At the beginning of the article, we discussed that the image is multi-layered, so now we will discuss different layers of the above image that we created (nginx-server image).
As you can see in the above picture that there are 8 layers, the last 4 are not to be concerned about. They are dangling layers. The first one is the latest one and responsible for running the container.
- The layer with ID f63181f19b2f was created by ubuntu base image, CMD [“/bin/bash”] specifies that it is the ubuntu shell.

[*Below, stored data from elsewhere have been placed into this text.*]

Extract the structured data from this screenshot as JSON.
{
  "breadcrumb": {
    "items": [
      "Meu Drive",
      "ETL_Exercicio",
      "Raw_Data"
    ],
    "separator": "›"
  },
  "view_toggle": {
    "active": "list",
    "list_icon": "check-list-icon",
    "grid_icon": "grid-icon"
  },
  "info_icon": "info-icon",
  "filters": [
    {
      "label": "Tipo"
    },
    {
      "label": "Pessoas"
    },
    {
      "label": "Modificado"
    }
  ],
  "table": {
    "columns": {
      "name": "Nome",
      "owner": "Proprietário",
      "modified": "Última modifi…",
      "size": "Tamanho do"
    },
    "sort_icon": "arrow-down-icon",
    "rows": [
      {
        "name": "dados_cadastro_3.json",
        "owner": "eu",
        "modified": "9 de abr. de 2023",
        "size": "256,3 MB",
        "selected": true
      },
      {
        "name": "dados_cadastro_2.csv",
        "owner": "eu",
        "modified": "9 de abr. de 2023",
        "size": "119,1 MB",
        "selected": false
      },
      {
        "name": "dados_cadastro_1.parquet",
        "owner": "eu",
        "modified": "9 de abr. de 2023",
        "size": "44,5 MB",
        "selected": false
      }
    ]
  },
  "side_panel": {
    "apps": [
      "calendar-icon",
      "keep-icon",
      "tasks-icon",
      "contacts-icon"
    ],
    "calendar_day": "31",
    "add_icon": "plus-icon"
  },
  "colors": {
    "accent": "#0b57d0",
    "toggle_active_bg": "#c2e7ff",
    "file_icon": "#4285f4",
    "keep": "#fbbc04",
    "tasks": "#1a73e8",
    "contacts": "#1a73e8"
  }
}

- Our second instruction in the Dockerfile created a layer with ID 9660d15b1876. This was the EXPOSE instruction.
- /bin/sh -c apt-get update && apt-get instal nginx -y && apt-get clean && rm -rf /var/lib/apt/lists/* was the third instruction in our Dockerfile and this instruction created the layer with ID 62c575ea5393. Provided that all required packages were installed during the execution of this instruction, this image layer has a size of 60MB.
- The last instruction was CMD instruction which was the default or the primary command for the image and this created the final image with ID 86a7afa492f3.
In this article, we discussed Docker images, its layer mechanism, terms like parent and base images as well as Docker manifests. We hope that now you have a good understanding of not only how to create docker images but also how they are built internally using a layering mechanism. We discussed how we can create Docker images using two different methods - one is through interactive mode using the Docker run command and the other one is by specifying instructions inside Dockerfiles. We certainly hope that you will now be able to create your own customized images that would cater to the requirements of your applications. Happy Learning!